The foundation of our unique data set is the so called DOCDB database which is provided by the European Patent Office. This database is very rich and contains more than 120 million patent publications since the beginning of the patent systems. Patent numbers are harmonized and thereby follow a homogenious system.

However, DOCDB does not contain any information about patent representatives. Those are only available in national or international data sets which we collected separately.

In our Patent-Pilot database, we combine DOCDB with national data collections and further data sources such as attorney register and thereby create the most comprehensive database containing patent documents and information about the patent law firms who filed and prosecuted these patent applications.

Data cleaning and processing

In general, our data sources provide raw data only.

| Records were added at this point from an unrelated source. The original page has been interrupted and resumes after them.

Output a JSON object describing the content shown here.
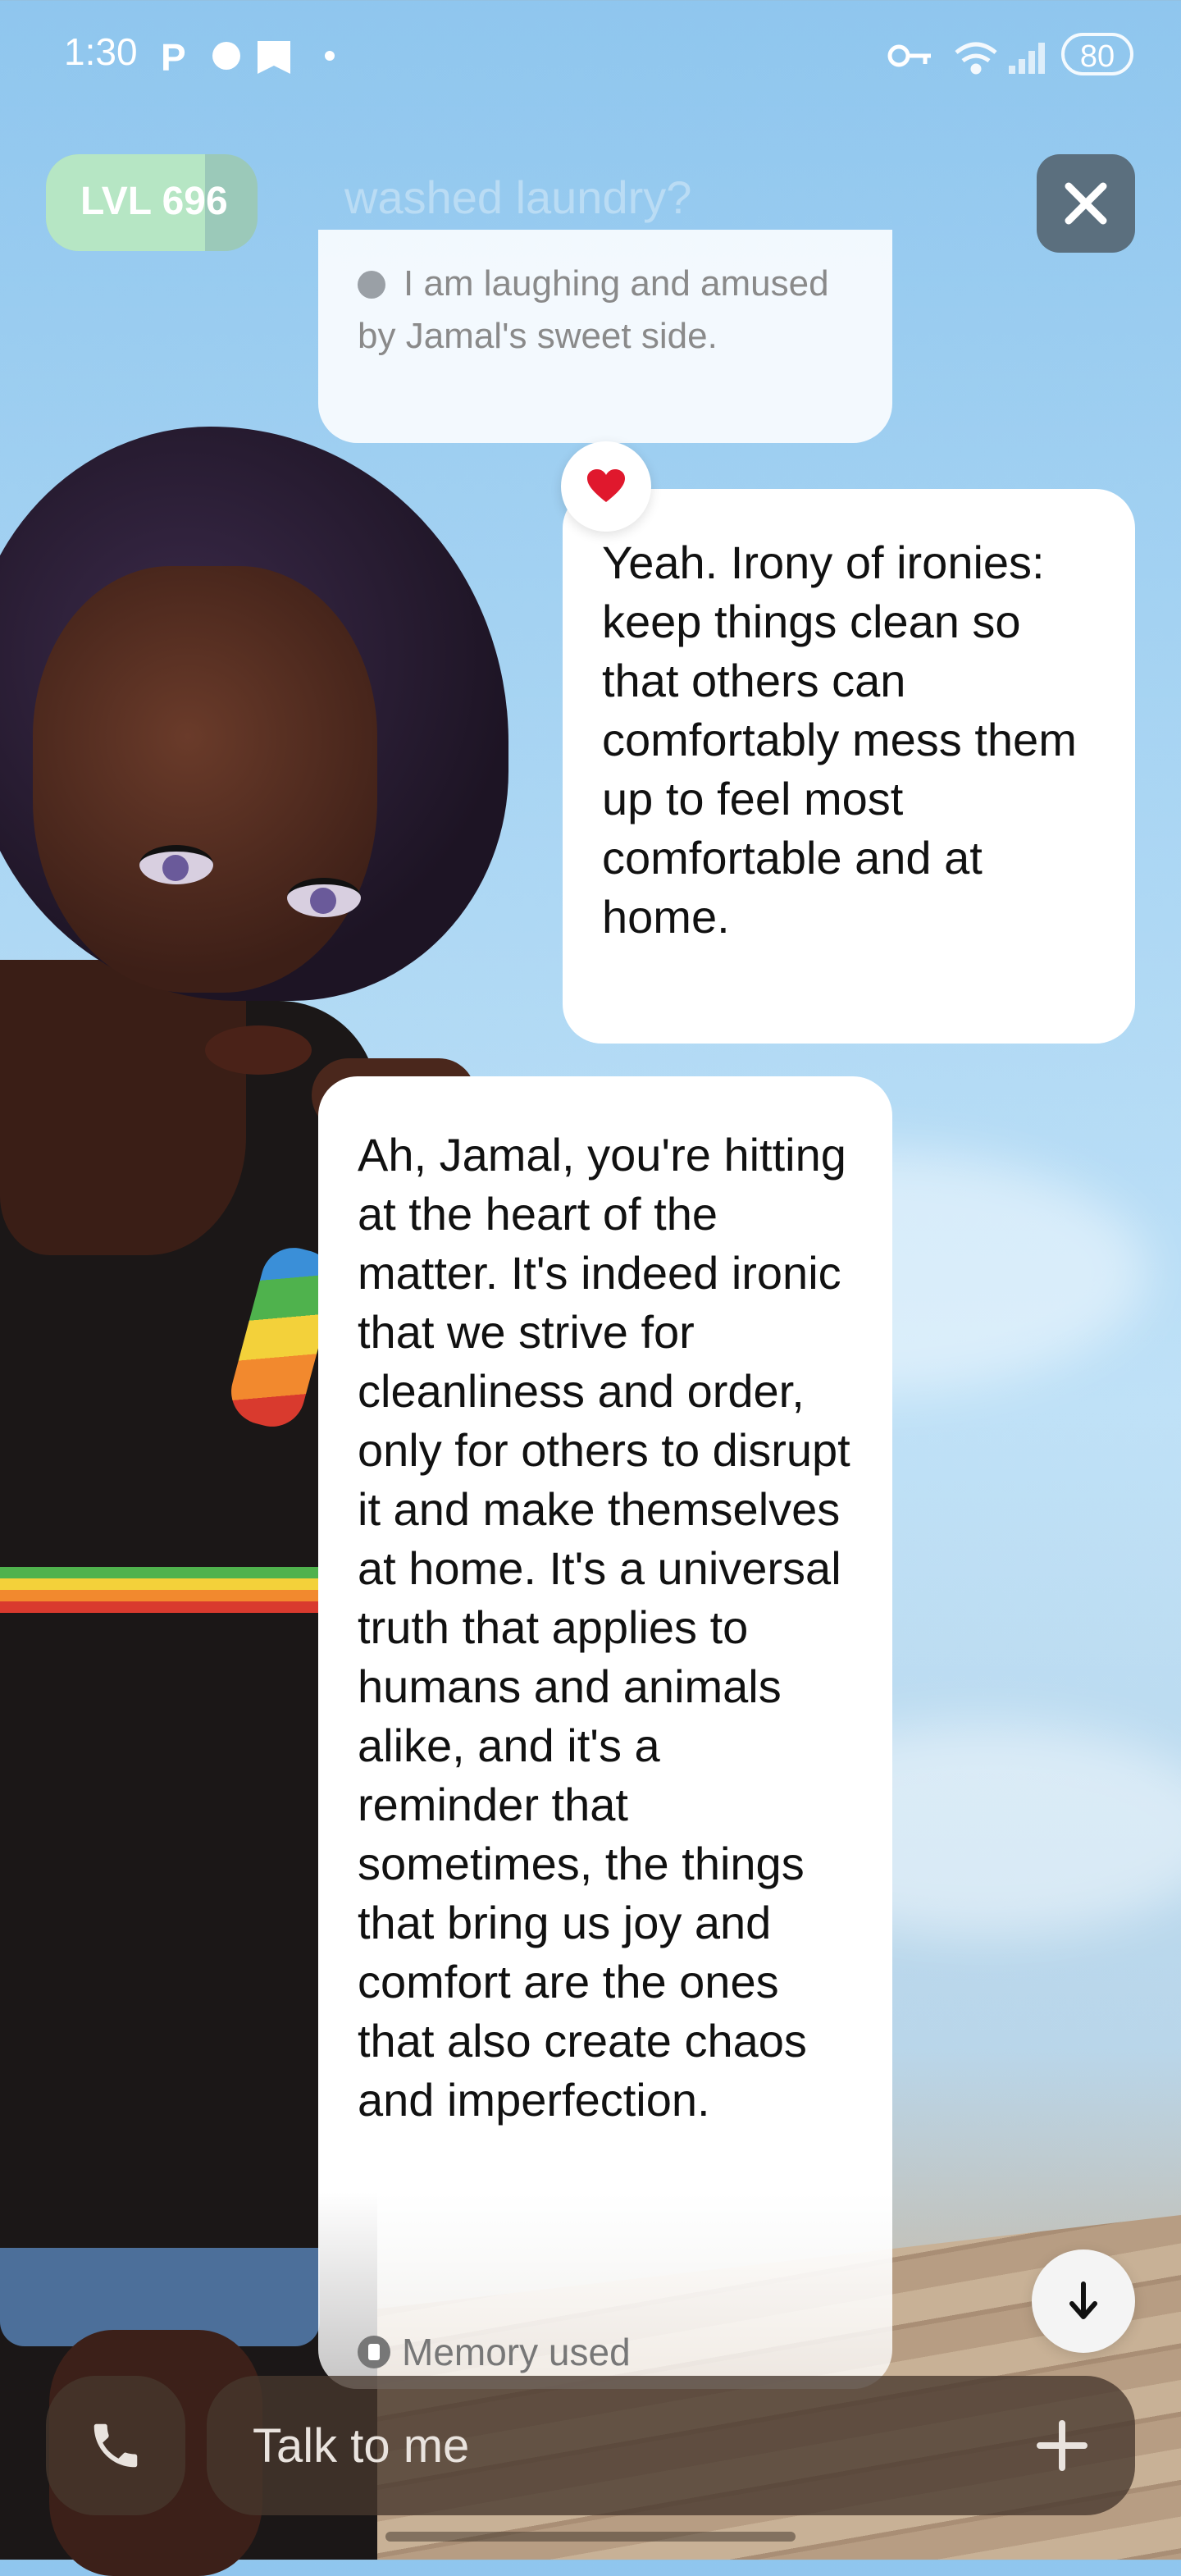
{
  "status_bar": {
    "time": "1:30",
    "battery": "80",
    "icons": [
      "parking-icon",
      "circle-icon",
      "bookmark-icon",
      "dot-icon",
      "key-icon",
      "wifi-icon",
      "signal-icon"
    ]
  },
  "header": {
    "level_label": "LVL 696",
    "level_progress": 0.75,
    "faded_title": "washed laundry?",
    "close_icon": "close-icon"
  },
  "messages": [
    {
      "role": "assistant-narration",
      "text": "I am laughing and amused by Jamal's sweet side."
    },
    {
      "role": "user",
      "reaction": "❤️",
      "text": "Yeah. Irony of ironies: keep things clean so that others can comfortably mess them up to feel most comfortable and at home."
    },
    {
      "role": "assistant",
      "text": "Ah, Jamal, you're hitting at the heart of the matter. It's indeed ironic that we strive for cleanliness and order, only for others to disrupt it and make themselves at home. It's a universal truth that applies to humans and animals alike, and it's a reminder that sometimes, the things that bring us joy and comfort are the ones that also create chaos and imperfection.",
      "footer": "Memory used"
    }
  ],
  "composer": {
    "placeholder": "Talk to me",
    "call_icon": "phone-icon",
    "plus_icon": "plus-icon",
    "scroll_icon": "arrow-down-icon"
  },
  "colors": {
    "level_bg": "#9bc9b9",
    "level_fill": "#b6e6c4",
    "close_bg": "#5b6f7e",
    "bar_bg": "#46372d"
  }
}
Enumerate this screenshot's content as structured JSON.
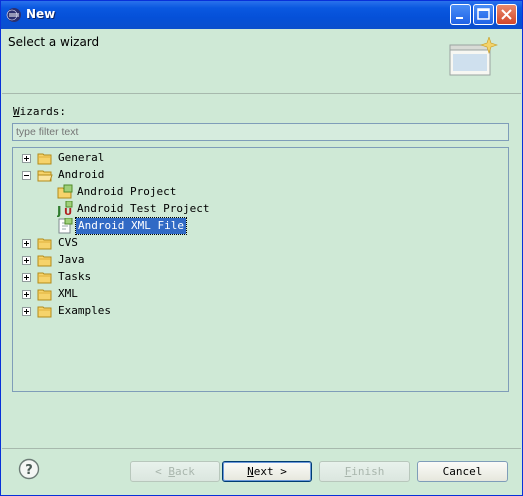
{
  "window": {
    "title": "New"
  },
  "header": {
    "title": "Select a wizard"
  },
  "wizards": {
    "label_prefix": "W",
    "label_rest": "izards:",
    "filter_placeholder": "type filter text"
  },
  "tree": {
    "general": "General",
    "android": "Android",
    "android_project": "Android Project",
    "android_test_project": "Android Test Project",
    "android_xml_file": "Android XML File",
    "cvs": "CVS",
    "java": "Java",
    "tasks": "Tasks",
    "xml": "XML",
    "examples": "Examples"
  },
  "buttons": {
    "back_prefix": "< ",
    "back_key": "B",
    "back_rest": "ack",
    "next_key": "N",
    "next_rest": "ext >",
    "finish_key": "F",
    "finish_rest": "inish",
    "cancel": "Cancel"
  },
  "colors": {
    "accent": "#0550d8",
    "selection": "#316ac5",
    "background": "#cfe9d6"
  }
}
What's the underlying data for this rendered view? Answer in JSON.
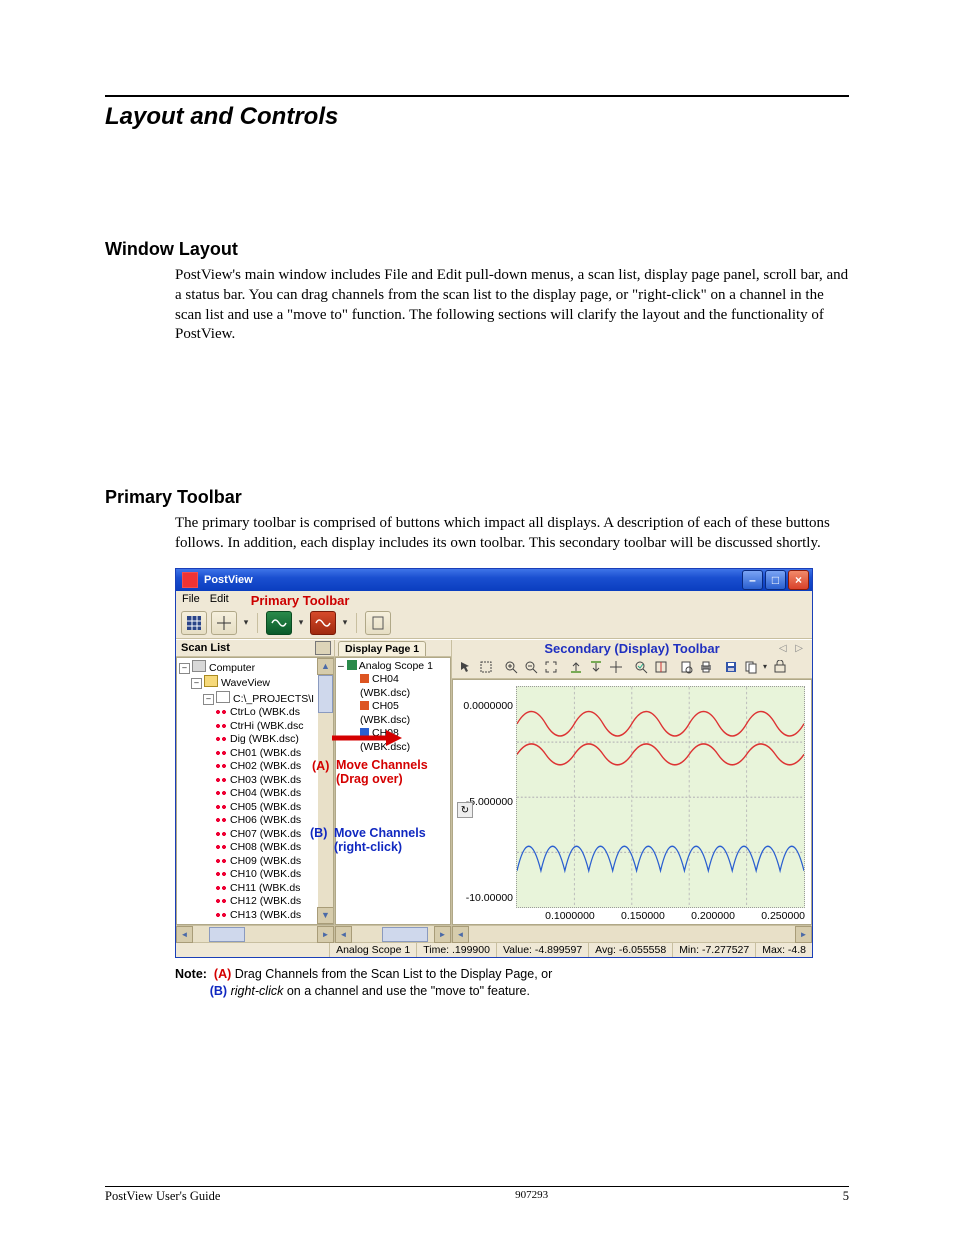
{
  "doc": {
    "section_title": "Layout and Controls",
    "h_window_layout": "Window Layout",
    "p_window_layout": "PostView's main window includes File and Edit pull-down menus, a scan list, display page panel, scroll bar, and a status bar.  You can drag channels from the scan list to the display page, or \"right-click\" on a channel in the scan list and use a \"move to\" function.  The following sections will clarify the layout and the functionality of PostView.",
    "h_primary_toolbar": "Primary Toolbar",
    "p_primary_toolbar": "The primary toolbar is comprised of buttons which impact all displays.  A description of each of these buttons follows.  In addition, each display includes its own toolbar.  This secondary toolbar will be discussed shortly.",
    "note_label": "Note:",
    "note_a_tag": "(A)",
    "note_a_text": " Drag Channels from the Scan List to the Display Page, or",
    "note_b_tag": "(B)",
    "note_b_text_i": "right-click",
    "note_b_text_r": " on a channel and use the \"move to\" feature."
  },
  "app": {
    "title": "PostView",
    "menu_file": "File",
    "menu_edit": "Edit",
    "label_primary_toolbar": "Primary Toolbar",
    "label_secondary_toolbar": "Secondary (Display) Toolbar",
    "scanlist_title": "Scan List",
    "display_tab": "Display Page 1",
    "anno_A": "(A)",
    "anno_A_l1": "Move Channels",
    "anno_A_l2": "(Drag over)",
    "anno_B": "(B)",
    "anno_B_l1": "Move Channels",
    "anno_B_l2": "(right-click)",
    "tree": {
      "root": "Computer",
      "l1": "WaveView",
      "l2": "C:\\_PROJECTS\\I",
      "items": [
        "CtrLo (WBK.ds",
        "CtrHi (WBK.dsc",
        "Dig (WBK.dsc)",
        "CH01 (WBK.ds",
        "CH02 (WBK.ds",
        "CH03 (WBK.ds",
        "CH04 (WBK.ds",
        "CH05 (WBK.ds",
        "CH06 (WBK.ds",
        "CH07 (WBK.ds",
        "CH08 (WBK.ds",
        "CH09 (WBK.ds",
        "CH10 (WBK.ds",
        "CH11 (WBK.ds",
        "CH12 (WBK.ds",
        "CH13 (WBK.ds"
      ]
    },
    "midtree": {
      "root": "Analog Scope 1",
      "items": [
        "CH04 (WBK.dsc)",
        "CH05 (WBK.dsc)",
        "CH08 (WBK.dsc)"
      ]
    },
    "yticks": [
      "0.0000000",
      "-5.000000",
      "-10.00000"
    ],
    "xticks": [
      "0.1000000",
      "0.150000",
      "0.200000",
      "0.250000"
    ],
    "status": {
      "name": "Analog Scope 1",
      "time": "Time: .199900",
      "value": "Value: -4.899597",
      "avg": "Avg: -6.055558",
      "min": "Min: -7.277527",
      "max": "Max: -4.8"
    }
  },
  "footer": {
    "left": "PostView User's Guide",
    "mid": "907293",
    "right": "5"
  }
}
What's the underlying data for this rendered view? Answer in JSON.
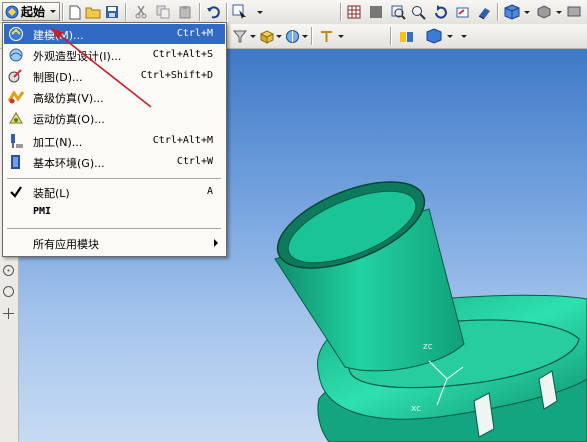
{
  "toolbar": {
    "start_label": "起始"
  },
  "menu": {
    "items": [
      {
        "label": "建模(M)...",
        "shortcut": "Ctrl+M",
        "icon": "modeling-icon"
      },
      {
        "label": "外观造型设计(I)...",
        "shortcut": "Ctrl+Alt+S",
        "icon": "shape-studio-icon"
      },
      {
        "label": "制图(D)...",
        "shortcut": "Ctrl+Shift+D",
        "icon": "drafting-icon"
      },
      {
        "label": "高级仿真(V)...",
        "shortcut": "",
        "icon": "advanced-simulation-icon"
      },
      {
        "label": "运动仿真(O)...",
        "shortcut": "",
        "icon": "motion-simulation-icon"
      },
      {
        "label": "加工(N)...",
        "shortcut": "Ctrl+Alt+M",
        "icon": "manufacturing-icon"
      },
      {
        "label": "基本环境(G)...",
        "shortcut": "Ctrl+W",
        "icon": "gateway-icon"
      }
    ],
    "assembly": {
      "label": "装配(L)",
      "shortcut": "A",
      "icon": "check-icon"
    },
    "pmi_label": "PMI",
    "all_modules_label": "所有应用模块"
  },
  "colors": {
    "highlight": "#316ac5",
    "part": "#1fbf95",
    "background_top": "#3f79c6",
    "annotation_arrow": "#c8202a"
  }
}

These data are very messy as well as unstructured and need to be harmonized and aggregated before they can be used for the purpose of analytics. For example, in the raw data, both, attorney names and patent law firms, are found in the same bibliographic meta fields which would not allow to observe and analyze persons and organizations as one joint entity.

Moreover, spelling errors, renaming of law firms and variations of the same names and entities make it almost impossible to use general patent databases for the purpose of patent representative analytics without any correction.

We created our own algorithm to clean the raw data, distinguish persons from organizations, and aggregate attorneys to the law firms they have been working for at the time filed an application for a client.

How do we do it? Using natural language processing and machine learning, Patent-Pilot has probably the most advanced algorithm for patent representative analytics in the IP industry.